Jackie Rodeffer-Scheetz, and her husband, Jeff Scheetz, of Belton, found the sport in 2009, when they realized that their rescue dog, Towser, needed an outlet for his energy and intensity.
Marina Fangareggi, of Tuscany, Italy, originally started training her Australian Shephard to accompany her on horse rides, but then learned about the disc dog sport from a trainer.
And then there’s Ashley Whippet Invitational co-director Alex Stein, whose first whippet dog, Ashley, became famous in 1974. That’s when Stein snuck him onto the field during a televised Los Angeles Dodgers baseball game against the Cincinnatti Reds so that the world could see what a dog and frisbee could do.

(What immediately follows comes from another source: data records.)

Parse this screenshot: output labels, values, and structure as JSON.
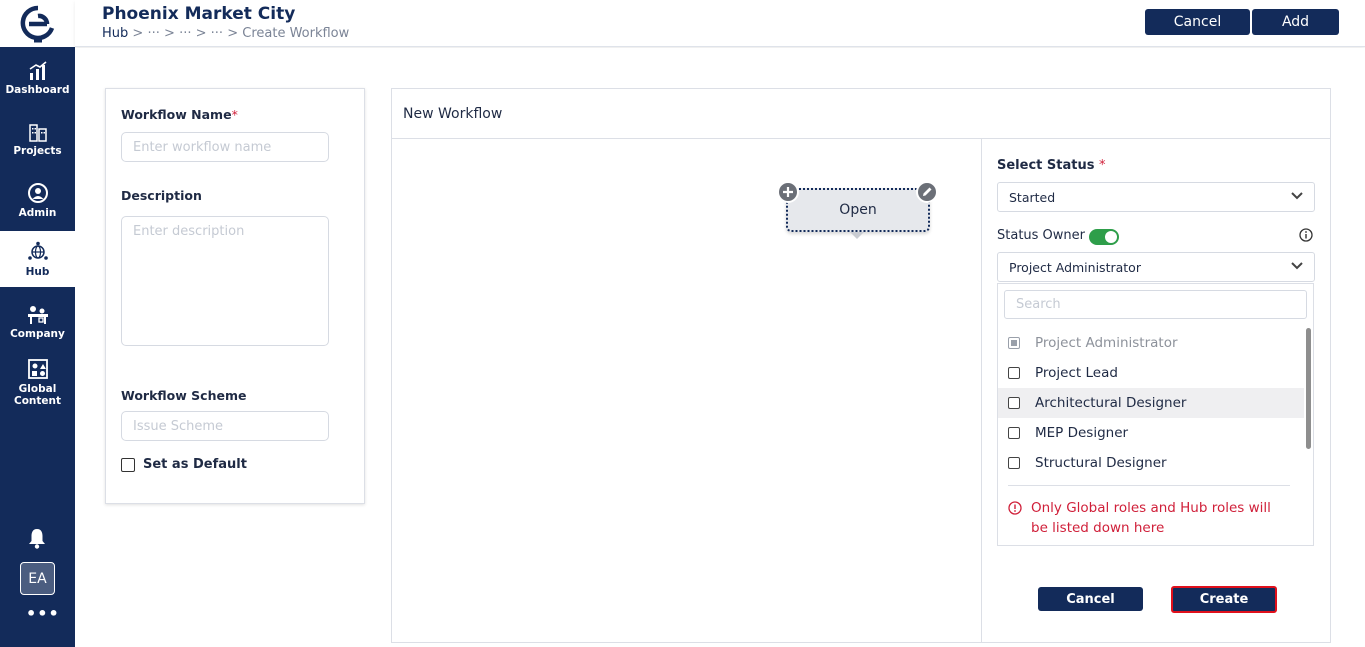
{
  "header": {
    "title": "Phoenix Market City",
    "breadcrumb": {
      "root": "Hub",
      "sep": ">",
      "ellipsis": "···",
      "current": "Create Workflow"
    },
    "cancel_label": "Cancel",
    "add_label": "Add"
  },
  "sidebar": {
    "items": [
      {
        "label": "Dashboard",
        "icon": "chart-icon"
      },
      {
        "label": "Projects",
        "icon": "buildings-icon"
      },
      {
        "label": "Admin",
        "icon": "user-gear-icon"
      },
      {
        "label": "Hub",
        "icon": "globe-network-icon",
        "active": true
      },
      {
        "label": "Company",
        "icon": "office-icon"
      },
      {
        "label": "Global Content",
        "icon": "shapes-icon"
      }
    ],
    "avatar": "EA",
    "more": "•••"
  },
  "form": {
    "workflow_name_label": "Workflow Name",
    "required_mark": "*",
    "workflow_name_placeholder": "Enter workflow name",
    "description_label": "Description",
    "description_placeholder": "Enter description",
    "scheme_label": "Workflow Scheme",
    "scheme_placeholder": "Issue Scheme",
    "set_default_label": "Set as Default"
  },
  "workflow": {
    "title": "New Workflow",
    "node_label": "Open"
  },
  "status_panel": {
    "select_status_label": "Select Status",
    "required_mark": "*",
    "selected_status": "Started",
    "status_owner_label": "Status Owner",
    "owner_selected": "Project Administrator",
    "search_placeholder": "Search",
    "options": [
      "Project Administrator",
      "Project Lead",
      "Architectural Designer",
      "MEP Designer",
      "Structural Designer"
    ],
    "warning": "Only Global roles and Hub roles will be listed down here",
    "cancel_label": "Cancel",
    "create_label": "Create"
  },
  "colors": {
    "brand_navy": "#132b5a",
    "required_red": "#d0203a",
    "toggle_green": "#2e9e4a"
  }
}
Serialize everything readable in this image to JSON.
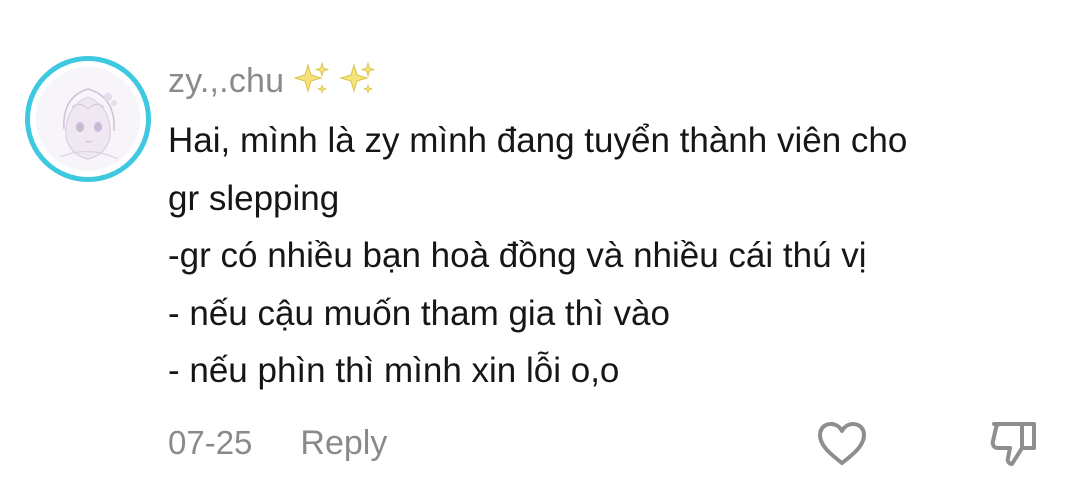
{
  "comment": {
    "username": "zy.,.chu",
    "username_decorations": [
      "sparkle-icon",
      "sparkle-icon"
    ],
    "lines": [
      "Hai, mình là zy mình đang tuyển thành viên cho",
      "gr slepping",
      "-gr có nhiều bạn hoà đồng và nhiều cái thú vị",
      "- nếu cậu muốn tham gia thì vào",
      "- nếu phìn thì mình xin lỗi o,o"
    ],
    "date": "07-25",
    "reply_label": "Reply"
  },
  "actions": {
    "like_icon": "heart-outline-icon",
    "dislike_icon": "thumbs-down-outline-icon"
  },
  "colors": {
    "avatar_ring": "#3fc9e0",
    "meta_text": "#8a8a8a",
    "body_text": "#161616",
    "sparkle": "#f3df6a"
  }
}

In the decades since Stein drove from Florida to get his dog “discovered” in California, the disc dog sport has grown in popularity and gained followers in a multitude of countries in North America, Europe and Asia. This weekend, the Ashley Whippet Invitational World Championships came to Happy Rock Park in Gladstone and featured more than 40 people and their canine competitiors from America, Japan, China, the Netherlands and Italy.
Participants competed in the toss and catch division, in which dogs are judged by the distance they can catch a frisbee, as well as the freestyle division, in which dogs are judged during a two-minutes series of choreographed tricks set to music. Trainers pop frisbees off body parts that dogs catch in the air and dogs leap over their owners and catch frisbees in rapid succession in this segment.
Organizers said the competition would narrow to 15 on Sunday and an overall champion would earn the lauded Lander Cup, named for Irv Lander, a former Wham-O executive and Junior Frisbee Disc Championships promoter who helped spread the popularity of the disc dog sport.
While some disc dog trainers intentionally breed dogs that have the strong drive to compete in frisbee competitions, most competitors are rescue dogs.
“It’s really a great way to take that energy and put it to positive use,” said Eldon McIntire, of Bradbury, Calif., a trainer who helped Stein and Lander organize the first frisbee dog world championships in 1975.
Jonathan Offi, of Fenton, Mo., intitially started playing frisbee with pitbulls he’d rescued from shelters six years ago. He found it helped calm his dogs down and strengthened the connection he had with his animals.
He now owns 14 rescue dogs that perform in his Canines in the Cloud dog trick program. On Saturday he performed in the freestyle division with a border collie called Matrix, throwing frisbees in the air for the dog to catch and letting the dog jump off his body to get more air. Later, he would compete with his Maliwan, Athena.
“We call it teaching the dog sequences,” Offi said. “So we are teaching the dog a series of tricks and putting them together — your body language tells them what to do.”
And while disc dog competitors take their sport seriously, several contestants said the sport lacks what some called the stuffy, strict and intense atmosphere of other dog shows.
The St. Louis and Kansas City Disc Dog teams have recently reorganized as Team Missouri, Rodeffer-Sheetz pointed out, and fielded top finishers in world competitions. On Saturday, 2014 world champion Andrew Han lightly ribbed competitor Kirby McIlveen before cheering the 2015 world champion and her dog, Torch, on in the freestyle competition.
“I would say the top competitors practice seriously,” Han said. “but when you are here you can’t practice anymore, so you try to have fun.”
Just how hard are disc dog competitors practicing? Participants said they are consistenly exercising their dogs, helping them develop and maintain the muscles that allow them to perform. But how often they practice tricks is a more delicate balance, and reliant on whether the animal is enjoying itself.
“You have to finish,” Fangareggi said, “when the dog still wants to play.”